04-20-2016 04:38 AM
I am testing CDH 5.7.0 on Redhat EL 7.2, and I noticed that upon startup of the cluster, the NFS Gateway(s) fail to start. The (STDOUT) log states the following:
Wed Apr 13 08:56:43 EDT 2016
using /usr/java/jdk1.8.0_77 as JAVA_HOME
using 5 as CDH_VERSION
using /run/cloudera-scm-agent/process/295-hdfs-NFSGATEWAY as CONF_DIR
using as SECURE_USER
using as SECURE_GROUP
Cannot connect to port 111.
No portmap or rpcbind service is running on this host. Please start portmap or rpcbind service before attempting to start the NFS Gateway role on this host.
and in the Role Log File, I see the following errors:
Apr 12, 2:16:13.088 PM ERROR org.apache.hadoop.oncrpc.RpcProgram Unregistration failure with localhost:4242, portmap entry: (PortmapMapping-100005:1:17:4242)
Apr 12, 2:16:13.103 PM ERROR org.apache.hadoop.oncrpc.RpcProgram Unregistration failure with localhost:2049, portmap entry: (PortmapMapping-100003:3:6:2049)
The NFS Gateway will refuse to start until I manually start rpcbind from the commandline (hint taken from above message). I have never had to do this in previous CDH distros, nor RHEL distros; however, in the CDH 5.7.0 / RHEL 7.2 combination, it consistently fails. Anyone else experiencing this?
04-21-2016 10:38 AM
Yes, I realize that will work, and I mentioned that in my original post:
"The NFS Gateway will refuse to start until I manually start rpcbind from the commandline..."
However, I also mentioned that I never had to manually start rpcbind in previous CDH distros on previous versions of Redhat prior to the NFS Gateway starting. In fact, CDH 5.7.0 NFS Gateway starts fine on Redhat 6.5 *without* having to manually start rpcbind first.

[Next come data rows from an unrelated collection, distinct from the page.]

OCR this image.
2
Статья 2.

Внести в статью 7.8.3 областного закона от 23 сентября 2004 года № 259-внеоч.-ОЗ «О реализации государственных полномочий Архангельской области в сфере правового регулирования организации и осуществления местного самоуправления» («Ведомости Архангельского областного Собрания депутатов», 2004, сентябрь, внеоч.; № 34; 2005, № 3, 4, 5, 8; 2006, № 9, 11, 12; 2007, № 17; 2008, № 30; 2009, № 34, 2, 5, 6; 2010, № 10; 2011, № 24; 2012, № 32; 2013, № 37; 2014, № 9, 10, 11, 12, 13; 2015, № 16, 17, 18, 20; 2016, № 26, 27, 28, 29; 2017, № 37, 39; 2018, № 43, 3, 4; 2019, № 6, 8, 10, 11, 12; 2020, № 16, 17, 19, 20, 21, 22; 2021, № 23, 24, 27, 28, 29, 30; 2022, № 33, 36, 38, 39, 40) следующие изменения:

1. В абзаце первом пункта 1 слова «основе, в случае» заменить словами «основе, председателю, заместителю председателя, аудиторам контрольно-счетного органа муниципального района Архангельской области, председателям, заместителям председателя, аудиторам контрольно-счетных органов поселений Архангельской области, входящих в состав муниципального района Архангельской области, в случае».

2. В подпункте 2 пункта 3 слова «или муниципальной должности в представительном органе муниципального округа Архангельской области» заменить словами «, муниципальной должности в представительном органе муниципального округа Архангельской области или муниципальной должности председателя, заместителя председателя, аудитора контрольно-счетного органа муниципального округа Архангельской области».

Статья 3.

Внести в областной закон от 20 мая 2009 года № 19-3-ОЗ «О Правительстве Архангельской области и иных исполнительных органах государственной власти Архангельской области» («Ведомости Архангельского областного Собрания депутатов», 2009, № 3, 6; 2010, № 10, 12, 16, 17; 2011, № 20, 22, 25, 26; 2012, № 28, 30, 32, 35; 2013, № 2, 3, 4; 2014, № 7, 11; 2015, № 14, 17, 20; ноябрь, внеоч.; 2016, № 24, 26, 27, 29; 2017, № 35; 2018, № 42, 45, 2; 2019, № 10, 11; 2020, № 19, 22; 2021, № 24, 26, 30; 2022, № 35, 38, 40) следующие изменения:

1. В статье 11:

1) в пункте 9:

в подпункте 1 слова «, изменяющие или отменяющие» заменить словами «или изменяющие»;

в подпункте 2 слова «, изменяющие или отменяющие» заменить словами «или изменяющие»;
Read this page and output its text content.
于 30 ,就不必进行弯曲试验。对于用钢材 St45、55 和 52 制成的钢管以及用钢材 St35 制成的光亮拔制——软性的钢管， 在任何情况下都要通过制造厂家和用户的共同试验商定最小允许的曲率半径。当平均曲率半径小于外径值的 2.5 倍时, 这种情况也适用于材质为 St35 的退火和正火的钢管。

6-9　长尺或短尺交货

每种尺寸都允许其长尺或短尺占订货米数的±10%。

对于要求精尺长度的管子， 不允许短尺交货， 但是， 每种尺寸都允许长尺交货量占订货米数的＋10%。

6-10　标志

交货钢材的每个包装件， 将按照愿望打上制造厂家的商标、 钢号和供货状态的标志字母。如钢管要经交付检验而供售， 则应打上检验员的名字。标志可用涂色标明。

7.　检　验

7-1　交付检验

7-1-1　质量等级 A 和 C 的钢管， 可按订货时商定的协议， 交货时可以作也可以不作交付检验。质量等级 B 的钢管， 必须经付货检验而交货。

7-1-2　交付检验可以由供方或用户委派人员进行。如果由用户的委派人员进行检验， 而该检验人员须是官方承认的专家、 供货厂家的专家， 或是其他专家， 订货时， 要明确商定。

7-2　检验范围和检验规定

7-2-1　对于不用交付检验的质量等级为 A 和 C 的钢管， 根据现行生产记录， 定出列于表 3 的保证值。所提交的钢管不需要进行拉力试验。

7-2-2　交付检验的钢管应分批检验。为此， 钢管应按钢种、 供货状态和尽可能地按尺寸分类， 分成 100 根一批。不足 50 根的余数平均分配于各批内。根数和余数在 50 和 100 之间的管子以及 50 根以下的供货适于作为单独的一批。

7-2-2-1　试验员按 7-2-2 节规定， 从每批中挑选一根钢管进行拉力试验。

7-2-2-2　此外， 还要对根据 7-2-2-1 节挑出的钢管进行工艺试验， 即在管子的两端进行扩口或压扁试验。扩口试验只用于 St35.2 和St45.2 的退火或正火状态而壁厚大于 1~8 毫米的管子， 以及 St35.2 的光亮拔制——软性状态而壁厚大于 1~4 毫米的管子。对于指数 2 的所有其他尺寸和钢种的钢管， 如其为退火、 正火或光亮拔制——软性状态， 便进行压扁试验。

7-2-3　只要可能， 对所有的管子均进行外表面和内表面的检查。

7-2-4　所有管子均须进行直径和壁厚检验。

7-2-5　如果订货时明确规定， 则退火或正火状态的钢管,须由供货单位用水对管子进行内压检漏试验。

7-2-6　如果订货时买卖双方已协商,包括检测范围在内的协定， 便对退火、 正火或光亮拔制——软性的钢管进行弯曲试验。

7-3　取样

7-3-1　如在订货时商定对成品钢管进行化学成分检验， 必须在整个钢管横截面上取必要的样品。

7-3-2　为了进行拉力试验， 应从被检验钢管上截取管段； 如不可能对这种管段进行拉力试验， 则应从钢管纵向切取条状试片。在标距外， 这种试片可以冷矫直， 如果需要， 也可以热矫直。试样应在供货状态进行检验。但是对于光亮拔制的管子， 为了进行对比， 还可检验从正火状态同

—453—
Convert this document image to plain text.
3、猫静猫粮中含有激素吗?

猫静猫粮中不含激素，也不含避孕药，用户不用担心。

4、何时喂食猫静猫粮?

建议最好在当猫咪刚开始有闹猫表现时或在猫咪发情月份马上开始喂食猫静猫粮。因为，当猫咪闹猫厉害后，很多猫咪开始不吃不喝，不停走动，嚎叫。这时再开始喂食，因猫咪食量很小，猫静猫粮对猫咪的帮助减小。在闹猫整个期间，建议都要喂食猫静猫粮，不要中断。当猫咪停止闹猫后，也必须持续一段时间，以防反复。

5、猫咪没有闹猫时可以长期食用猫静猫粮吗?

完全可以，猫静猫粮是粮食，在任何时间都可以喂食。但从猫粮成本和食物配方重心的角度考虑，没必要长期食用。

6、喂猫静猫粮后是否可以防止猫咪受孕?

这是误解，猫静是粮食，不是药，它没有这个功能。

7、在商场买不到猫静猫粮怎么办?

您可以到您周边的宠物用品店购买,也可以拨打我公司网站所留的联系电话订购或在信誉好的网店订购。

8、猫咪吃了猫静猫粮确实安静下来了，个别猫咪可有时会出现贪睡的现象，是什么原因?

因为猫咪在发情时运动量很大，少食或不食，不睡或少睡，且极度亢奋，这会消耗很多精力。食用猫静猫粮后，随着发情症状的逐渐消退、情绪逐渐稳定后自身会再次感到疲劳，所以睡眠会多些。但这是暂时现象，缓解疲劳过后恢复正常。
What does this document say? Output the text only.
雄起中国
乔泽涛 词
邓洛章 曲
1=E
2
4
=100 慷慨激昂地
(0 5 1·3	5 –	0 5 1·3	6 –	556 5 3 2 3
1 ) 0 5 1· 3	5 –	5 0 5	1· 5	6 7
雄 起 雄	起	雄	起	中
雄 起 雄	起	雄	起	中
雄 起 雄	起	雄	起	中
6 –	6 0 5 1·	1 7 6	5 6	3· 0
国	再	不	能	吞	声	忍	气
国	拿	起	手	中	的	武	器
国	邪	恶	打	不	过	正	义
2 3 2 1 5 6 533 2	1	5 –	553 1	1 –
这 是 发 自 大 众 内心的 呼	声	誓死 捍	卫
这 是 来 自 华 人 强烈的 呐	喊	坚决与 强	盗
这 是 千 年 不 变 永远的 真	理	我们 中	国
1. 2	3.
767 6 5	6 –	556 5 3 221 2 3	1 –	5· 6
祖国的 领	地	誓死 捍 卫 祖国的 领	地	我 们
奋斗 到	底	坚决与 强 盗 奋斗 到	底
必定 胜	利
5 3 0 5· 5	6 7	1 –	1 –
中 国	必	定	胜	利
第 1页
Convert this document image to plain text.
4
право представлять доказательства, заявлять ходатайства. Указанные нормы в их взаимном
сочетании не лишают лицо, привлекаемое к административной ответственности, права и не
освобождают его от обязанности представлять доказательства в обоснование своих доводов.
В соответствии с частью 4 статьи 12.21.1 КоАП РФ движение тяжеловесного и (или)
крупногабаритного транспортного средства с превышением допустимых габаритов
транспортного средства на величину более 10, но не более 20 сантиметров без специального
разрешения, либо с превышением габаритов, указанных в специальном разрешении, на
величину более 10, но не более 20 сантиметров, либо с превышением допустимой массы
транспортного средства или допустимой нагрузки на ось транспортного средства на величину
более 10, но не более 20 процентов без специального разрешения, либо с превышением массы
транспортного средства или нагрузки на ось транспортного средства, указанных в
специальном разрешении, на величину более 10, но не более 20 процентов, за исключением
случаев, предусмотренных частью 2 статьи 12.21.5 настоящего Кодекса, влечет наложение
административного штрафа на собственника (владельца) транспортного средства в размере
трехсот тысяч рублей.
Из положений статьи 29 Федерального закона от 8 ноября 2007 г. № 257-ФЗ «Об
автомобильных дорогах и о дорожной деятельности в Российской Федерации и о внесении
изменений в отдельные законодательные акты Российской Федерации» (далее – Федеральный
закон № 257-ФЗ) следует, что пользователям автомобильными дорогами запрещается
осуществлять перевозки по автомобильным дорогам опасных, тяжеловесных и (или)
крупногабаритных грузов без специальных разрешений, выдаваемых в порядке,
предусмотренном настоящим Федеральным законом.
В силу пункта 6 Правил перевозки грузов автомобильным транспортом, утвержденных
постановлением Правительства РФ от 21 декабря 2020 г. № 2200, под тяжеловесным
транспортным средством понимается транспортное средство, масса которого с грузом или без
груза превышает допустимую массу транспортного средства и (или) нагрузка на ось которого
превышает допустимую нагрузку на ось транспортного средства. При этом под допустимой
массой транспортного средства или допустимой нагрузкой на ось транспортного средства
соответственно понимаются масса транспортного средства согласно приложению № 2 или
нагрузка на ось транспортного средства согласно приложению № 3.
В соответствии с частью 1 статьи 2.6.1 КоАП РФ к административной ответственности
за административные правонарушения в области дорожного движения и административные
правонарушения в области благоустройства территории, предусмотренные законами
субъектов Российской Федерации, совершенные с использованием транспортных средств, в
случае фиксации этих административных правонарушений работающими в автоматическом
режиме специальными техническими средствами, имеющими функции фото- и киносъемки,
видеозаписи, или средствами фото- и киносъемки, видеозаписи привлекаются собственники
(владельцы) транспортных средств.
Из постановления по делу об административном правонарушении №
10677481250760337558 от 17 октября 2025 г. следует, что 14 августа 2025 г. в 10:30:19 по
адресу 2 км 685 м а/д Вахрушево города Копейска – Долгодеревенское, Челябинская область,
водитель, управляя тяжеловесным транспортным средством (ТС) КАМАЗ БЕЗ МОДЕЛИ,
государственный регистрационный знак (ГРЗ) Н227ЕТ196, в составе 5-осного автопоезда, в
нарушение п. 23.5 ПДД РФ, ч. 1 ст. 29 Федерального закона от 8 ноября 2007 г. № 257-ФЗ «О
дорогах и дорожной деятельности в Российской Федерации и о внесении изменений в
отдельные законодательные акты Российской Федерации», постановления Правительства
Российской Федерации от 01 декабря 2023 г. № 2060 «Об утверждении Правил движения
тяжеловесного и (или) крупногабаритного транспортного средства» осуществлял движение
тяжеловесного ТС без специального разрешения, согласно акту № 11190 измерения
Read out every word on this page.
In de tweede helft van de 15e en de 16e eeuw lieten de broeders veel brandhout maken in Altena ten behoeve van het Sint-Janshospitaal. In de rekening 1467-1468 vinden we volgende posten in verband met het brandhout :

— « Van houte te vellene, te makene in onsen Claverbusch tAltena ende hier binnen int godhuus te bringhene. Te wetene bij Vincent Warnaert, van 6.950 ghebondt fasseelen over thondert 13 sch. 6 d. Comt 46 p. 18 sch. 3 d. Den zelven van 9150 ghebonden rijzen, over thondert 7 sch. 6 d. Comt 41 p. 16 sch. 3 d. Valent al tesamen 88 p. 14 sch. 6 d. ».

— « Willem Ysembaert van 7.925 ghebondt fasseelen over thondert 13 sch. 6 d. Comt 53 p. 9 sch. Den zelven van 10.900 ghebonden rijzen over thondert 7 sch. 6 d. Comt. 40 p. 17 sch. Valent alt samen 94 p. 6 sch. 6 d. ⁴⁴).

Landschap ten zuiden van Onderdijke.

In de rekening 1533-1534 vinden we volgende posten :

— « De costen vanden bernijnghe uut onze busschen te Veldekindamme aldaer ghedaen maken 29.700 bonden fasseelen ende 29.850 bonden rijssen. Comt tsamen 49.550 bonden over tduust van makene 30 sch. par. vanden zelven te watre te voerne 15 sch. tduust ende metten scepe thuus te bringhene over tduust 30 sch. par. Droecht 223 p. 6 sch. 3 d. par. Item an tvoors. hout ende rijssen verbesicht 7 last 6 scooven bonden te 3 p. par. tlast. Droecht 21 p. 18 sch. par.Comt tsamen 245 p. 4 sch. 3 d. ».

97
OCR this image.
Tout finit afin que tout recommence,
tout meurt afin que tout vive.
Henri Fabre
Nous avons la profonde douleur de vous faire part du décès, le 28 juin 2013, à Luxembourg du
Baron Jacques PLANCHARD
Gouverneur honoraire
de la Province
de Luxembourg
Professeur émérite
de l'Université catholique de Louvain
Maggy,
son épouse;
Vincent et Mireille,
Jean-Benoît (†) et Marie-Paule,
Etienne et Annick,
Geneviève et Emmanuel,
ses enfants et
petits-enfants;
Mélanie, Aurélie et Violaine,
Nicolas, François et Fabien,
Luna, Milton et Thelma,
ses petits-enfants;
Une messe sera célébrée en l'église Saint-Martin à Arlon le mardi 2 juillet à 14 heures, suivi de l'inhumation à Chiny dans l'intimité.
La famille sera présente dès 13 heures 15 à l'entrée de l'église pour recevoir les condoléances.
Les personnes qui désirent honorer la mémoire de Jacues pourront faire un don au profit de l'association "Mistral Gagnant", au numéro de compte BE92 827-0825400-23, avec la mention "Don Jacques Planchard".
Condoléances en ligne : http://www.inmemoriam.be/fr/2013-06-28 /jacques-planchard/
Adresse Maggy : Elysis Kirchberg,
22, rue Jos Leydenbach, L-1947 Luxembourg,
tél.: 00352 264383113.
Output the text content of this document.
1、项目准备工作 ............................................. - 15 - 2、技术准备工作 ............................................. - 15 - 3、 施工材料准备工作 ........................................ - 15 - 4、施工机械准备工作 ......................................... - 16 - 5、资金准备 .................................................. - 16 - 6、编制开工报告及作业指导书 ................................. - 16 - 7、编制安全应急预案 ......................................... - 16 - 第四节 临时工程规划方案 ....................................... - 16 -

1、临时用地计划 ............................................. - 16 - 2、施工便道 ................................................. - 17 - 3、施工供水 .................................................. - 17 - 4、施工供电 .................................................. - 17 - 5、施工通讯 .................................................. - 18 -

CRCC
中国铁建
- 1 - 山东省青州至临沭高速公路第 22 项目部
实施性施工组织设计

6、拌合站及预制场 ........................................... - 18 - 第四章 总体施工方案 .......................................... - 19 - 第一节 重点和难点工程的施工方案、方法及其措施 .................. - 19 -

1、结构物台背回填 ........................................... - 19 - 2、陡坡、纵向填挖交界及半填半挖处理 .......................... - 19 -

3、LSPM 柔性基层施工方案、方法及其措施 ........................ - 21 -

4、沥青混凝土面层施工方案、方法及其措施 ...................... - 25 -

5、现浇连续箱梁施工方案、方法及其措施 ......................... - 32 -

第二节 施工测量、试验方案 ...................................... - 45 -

I was just wondering if manually starting rpcbind at the commandline is an intended step in CDH 5.7.0 on RHEL 7.2, or if it's a workaround to an issue that needs attention.
04-21-2016 10:47 AM
07-27-2016 03:24 AM
I'm having the same issue, and after checking the systems and the documentation, I've come to the conclusion that the cdh5.7 rpm package for nfs gateway does not support systemd properly, so rpcbind was never called as a "dependent" service when starting nfs gateway. That is the main reason why it worked before.
Interestingly enough, even though rpcbind is in startup, it will actually start only when started manually.
It seems that if you use parcels for installing, they implemented a solution for this problem (judging by Cloudera documentation).
I'll post more information here as I test out different solutions for this problem.